Belki de sen, onların:
“Ona bir hazine indirilseydi veya onunla beraber bir melek gelseydi” diyerek seni yalanlamaları endişesiyle sana vahyolunan âyetlerin bir kısmını tebliğ etmeyi terkedeceksin ve bu yüzden ruhun daralacaktır. Unutma ki, sen sorumluluk, hesap ve cezayı hatırlatan bir uyarıcısın. Her şeyi denetleyen, her şeyin kaydını yapan, hesabını soran, himaye eden Allah'tır.

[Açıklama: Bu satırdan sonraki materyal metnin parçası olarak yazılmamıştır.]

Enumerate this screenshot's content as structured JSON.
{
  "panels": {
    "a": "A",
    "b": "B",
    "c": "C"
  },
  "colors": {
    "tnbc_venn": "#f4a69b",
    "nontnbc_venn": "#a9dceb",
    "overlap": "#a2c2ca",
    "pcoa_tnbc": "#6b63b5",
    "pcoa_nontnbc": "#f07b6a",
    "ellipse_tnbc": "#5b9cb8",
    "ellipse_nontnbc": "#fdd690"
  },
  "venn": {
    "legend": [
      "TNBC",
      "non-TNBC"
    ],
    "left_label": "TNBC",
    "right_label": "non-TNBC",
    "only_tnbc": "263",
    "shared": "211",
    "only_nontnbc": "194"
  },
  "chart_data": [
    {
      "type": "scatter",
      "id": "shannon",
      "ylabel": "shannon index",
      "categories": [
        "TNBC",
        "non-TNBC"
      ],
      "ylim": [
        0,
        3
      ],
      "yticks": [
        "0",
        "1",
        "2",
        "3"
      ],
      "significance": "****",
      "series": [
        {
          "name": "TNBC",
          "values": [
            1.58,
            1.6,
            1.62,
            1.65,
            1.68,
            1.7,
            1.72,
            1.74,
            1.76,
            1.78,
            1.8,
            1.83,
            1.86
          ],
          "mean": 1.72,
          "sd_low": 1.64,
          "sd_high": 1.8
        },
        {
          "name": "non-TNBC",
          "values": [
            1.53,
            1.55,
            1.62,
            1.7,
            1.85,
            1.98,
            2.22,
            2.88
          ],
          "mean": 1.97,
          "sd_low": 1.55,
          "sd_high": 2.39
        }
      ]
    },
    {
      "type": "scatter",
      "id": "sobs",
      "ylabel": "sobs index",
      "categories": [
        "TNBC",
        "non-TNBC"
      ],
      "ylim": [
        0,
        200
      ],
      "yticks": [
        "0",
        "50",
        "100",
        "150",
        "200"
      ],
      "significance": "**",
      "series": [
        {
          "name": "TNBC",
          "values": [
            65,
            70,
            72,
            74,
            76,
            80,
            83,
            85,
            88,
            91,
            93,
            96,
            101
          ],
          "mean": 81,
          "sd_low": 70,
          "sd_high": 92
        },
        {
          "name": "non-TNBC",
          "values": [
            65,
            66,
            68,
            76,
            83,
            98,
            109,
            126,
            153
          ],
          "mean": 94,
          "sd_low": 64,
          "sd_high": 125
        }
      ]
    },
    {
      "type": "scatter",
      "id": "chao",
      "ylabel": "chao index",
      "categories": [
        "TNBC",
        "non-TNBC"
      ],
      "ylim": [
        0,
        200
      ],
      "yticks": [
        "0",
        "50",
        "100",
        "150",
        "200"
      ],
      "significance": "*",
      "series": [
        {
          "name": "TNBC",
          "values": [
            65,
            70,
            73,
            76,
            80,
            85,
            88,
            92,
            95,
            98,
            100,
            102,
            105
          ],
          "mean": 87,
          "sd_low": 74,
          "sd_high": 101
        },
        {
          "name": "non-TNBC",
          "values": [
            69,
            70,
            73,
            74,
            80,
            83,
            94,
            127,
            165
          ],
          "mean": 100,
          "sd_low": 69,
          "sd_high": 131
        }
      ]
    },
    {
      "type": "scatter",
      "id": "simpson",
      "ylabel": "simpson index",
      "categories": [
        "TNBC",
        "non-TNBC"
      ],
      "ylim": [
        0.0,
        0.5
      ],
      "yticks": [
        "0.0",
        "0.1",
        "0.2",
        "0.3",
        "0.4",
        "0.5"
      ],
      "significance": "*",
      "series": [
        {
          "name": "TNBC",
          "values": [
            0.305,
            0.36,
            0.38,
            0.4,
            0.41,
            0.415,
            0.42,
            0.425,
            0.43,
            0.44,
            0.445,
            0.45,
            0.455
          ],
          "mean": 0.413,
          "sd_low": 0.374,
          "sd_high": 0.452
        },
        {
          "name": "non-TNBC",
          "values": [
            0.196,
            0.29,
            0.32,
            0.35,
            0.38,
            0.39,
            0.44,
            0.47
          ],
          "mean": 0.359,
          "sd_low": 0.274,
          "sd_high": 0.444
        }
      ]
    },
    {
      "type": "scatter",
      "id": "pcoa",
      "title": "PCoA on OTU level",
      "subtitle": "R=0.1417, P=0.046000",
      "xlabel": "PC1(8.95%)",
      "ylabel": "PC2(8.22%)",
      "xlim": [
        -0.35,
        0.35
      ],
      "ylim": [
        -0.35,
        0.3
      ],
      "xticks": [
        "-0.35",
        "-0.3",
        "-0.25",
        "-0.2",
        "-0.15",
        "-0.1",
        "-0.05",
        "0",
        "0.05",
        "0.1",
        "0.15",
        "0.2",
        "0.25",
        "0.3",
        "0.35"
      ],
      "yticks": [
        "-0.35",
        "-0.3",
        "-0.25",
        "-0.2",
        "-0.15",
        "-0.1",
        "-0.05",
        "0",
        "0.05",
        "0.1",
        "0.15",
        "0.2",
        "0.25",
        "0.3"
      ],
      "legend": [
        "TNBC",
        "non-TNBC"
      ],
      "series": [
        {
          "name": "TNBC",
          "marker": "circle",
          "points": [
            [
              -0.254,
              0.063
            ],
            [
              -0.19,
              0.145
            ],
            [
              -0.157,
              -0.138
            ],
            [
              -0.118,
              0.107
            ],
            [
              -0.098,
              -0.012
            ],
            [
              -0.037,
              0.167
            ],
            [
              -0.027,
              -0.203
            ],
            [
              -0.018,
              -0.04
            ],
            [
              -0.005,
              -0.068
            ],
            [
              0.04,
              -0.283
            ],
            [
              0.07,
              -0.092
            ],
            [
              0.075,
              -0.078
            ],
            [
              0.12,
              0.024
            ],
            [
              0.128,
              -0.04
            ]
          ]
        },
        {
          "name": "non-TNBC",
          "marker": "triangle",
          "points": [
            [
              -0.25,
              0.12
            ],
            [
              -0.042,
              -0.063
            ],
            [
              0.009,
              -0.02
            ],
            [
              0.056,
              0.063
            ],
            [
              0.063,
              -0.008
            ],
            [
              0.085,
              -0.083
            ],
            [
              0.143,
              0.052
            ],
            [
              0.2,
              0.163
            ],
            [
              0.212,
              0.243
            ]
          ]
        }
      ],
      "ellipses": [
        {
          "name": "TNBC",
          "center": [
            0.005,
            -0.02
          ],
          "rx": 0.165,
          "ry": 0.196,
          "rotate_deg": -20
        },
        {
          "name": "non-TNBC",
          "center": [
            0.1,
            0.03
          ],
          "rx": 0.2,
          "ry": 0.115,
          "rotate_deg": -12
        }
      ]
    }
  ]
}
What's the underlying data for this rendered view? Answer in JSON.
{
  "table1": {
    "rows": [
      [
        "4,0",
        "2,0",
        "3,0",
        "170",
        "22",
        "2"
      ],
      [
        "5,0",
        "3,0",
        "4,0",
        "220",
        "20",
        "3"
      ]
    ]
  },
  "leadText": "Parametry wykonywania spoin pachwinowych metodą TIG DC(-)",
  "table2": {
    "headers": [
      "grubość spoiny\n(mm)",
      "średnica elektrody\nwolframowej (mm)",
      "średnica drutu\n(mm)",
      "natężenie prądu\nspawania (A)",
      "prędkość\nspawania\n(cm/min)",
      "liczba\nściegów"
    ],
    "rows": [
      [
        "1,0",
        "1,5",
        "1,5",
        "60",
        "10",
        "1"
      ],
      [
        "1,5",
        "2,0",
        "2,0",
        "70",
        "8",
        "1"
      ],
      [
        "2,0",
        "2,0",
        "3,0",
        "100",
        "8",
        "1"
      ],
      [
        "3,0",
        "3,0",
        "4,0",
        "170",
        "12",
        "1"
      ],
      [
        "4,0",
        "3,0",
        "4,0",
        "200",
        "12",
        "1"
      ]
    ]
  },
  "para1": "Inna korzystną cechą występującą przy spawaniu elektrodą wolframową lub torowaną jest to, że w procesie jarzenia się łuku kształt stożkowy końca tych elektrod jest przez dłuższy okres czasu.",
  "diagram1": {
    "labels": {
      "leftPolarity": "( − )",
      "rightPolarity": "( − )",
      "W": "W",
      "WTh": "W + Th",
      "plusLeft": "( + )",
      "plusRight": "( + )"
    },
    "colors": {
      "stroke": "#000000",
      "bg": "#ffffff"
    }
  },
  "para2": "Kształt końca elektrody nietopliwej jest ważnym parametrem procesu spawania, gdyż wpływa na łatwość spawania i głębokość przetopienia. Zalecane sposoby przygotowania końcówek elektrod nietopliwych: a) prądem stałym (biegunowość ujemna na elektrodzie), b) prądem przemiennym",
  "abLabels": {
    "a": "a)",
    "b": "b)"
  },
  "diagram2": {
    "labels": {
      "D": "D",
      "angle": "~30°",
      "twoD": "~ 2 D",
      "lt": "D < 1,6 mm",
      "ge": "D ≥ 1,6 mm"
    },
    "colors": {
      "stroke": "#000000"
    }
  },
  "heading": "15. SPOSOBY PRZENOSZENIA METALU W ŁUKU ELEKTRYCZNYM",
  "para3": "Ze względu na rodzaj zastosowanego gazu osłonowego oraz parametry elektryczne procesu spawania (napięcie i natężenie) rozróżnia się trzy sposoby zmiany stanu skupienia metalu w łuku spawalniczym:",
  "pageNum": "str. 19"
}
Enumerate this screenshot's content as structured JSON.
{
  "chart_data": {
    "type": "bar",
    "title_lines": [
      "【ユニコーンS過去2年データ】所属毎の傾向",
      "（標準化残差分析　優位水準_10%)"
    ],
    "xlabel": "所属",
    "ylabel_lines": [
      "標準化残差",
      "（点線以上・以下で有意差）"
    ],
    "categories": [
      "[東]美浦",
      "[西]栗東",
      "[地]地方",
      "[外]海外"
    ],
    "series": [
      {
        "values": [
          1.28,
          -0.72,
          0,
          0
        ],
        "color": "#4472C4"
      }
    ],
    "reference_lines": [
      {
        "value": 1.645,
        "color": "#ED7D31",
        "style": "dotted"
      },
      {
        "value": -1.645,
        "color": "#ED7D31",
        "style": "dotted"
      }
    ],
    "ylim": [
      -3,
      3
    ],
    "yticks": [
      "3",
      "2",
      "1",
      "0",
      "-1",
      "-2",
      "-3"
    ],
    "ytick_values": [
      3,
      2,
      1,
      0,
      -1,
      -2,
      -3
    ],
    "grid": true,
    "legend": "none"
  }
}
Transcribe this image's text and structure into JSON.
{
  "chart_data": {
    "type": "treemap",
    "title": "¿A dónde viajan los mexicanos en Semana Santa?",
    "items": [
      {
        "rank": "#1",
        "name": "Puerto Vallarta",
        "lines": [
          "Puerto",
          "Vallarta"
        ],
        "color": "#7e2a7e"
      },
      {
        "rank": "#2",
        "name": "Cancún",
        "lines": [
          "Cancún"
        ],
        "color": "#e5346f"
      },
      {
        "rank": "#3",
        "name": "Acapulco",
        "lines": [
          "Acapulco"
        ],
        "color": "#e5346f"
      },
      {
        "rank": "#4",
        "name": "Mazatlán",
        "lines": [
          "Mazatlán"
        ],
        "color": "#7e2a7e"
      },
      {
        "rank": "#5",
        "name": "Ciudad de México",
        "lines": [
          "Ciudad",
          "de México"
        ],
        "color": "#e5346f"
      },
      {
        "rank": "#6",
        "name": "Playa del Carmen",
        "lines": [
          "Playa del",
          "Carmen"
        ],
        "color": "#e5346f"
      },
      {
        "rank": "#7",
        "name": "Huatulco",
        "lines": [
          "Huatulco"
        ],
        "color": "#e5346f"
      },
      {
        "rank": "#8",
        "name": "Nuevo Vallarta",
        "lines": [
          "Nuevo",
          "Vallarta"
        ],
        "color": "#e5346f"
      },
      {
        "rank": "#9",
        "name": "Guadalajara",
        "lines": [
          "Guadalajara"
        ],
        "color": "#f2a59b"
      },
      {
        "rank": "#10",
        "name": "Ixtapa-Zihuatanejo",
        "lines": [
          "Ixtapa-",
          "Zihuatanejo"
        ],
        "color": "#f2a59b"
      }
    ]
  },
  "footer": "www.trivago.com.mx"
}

Onların: "Ona bir hazine indirilmeli veya beraberinde bir melek gelmeli değil miydi?" demelerinden dolayı göğsün daralabilir ve sana vahyedilenin bir kısmını belki bırakabilirsin. [1] Sen sadece bir uyarıcısın. Allah ise her şeye vekildir.
Şimdi onların: 'Ona bir hazine indirilmeli veya onunla birlikte bir melek gelmeli değil miydi?' demeleri dolayısıyla göğsün daralıp sana vahyolunanlardan bir kısmını terk mi edeceksin? Sen yalnızca bir uyarıcısın. Allah her şeye vekildir.
Şimdi sen (Ey Resulüm), müşrikler: “- ona bir hazine indirilseydi, yahut beraberinde bir melek gelseydi ya”, demelerinden ötürü göğsün daralacak, sana vahyolunanın bazısını terkedecek (söylemiyecek) hâle gelirsin. Fakat sen, ancak Allah'ın azabı ile korkutan bir peygambersin. Allah ise her şeye vekîldir. (Ona güven; O, müşriklerin cezasını verir.).
Nerde ise, “üzerine bir hazine inmeli veya onunla beraber bir melek gelmeli değil miydi?” demelerinden dolayı, sana inen bu vahiylerin bir kısmını terk edecektin ve göğsün daralıyordu. Hâlbuki sen, ancak bir uyarıcısın ve her şeyi koruyup kollayan yalnızca Allah’tır.
Belki de sen, müşriklerin “Ona gökten bir hazine indirilseydi veya onunla beraber bir melek gelseydi ya!” demelerinden dolayı, sana vahyolunan âyetlerin bir kısmını tebliğ etmeyi terk edeceksin ve bu yüzden ruhun daralacaktır. İyi bil ki, sen sadece bir uyarıcısın. Allah ise her şeye vekildir.”
Sana vahiy edilmiş olan şeylerin, bir takımını, bırakacak mısın sen? «Ona bir hazne indirseydi, ya da onunla birlikte bir melek gelseydi» demelerinden, canın da sıkılıyor mu? Sen ancak kocundurursun; Allah her şeye vekil
Şimdi (Ey Resul! Sırf inkârcılar hoşlanmıyor ve) onların “Niçin o'na (gökten) bir hazine inmedi” ya da “(neden) kendisiyle birlikte bir melek gelmedi?” diye söylenmelerinden ötürü yüreğin daralıyor. Bunun için sana vahyedilen mesajın bir bölümünü onlara duyurmaktan vaz geçebilirsin (asla böyle yapma! Unutma ki,) sen sadece bir uyarıcısın. Allah ise her şeye vekildir (herkese layık olduğu neticeyi verendir).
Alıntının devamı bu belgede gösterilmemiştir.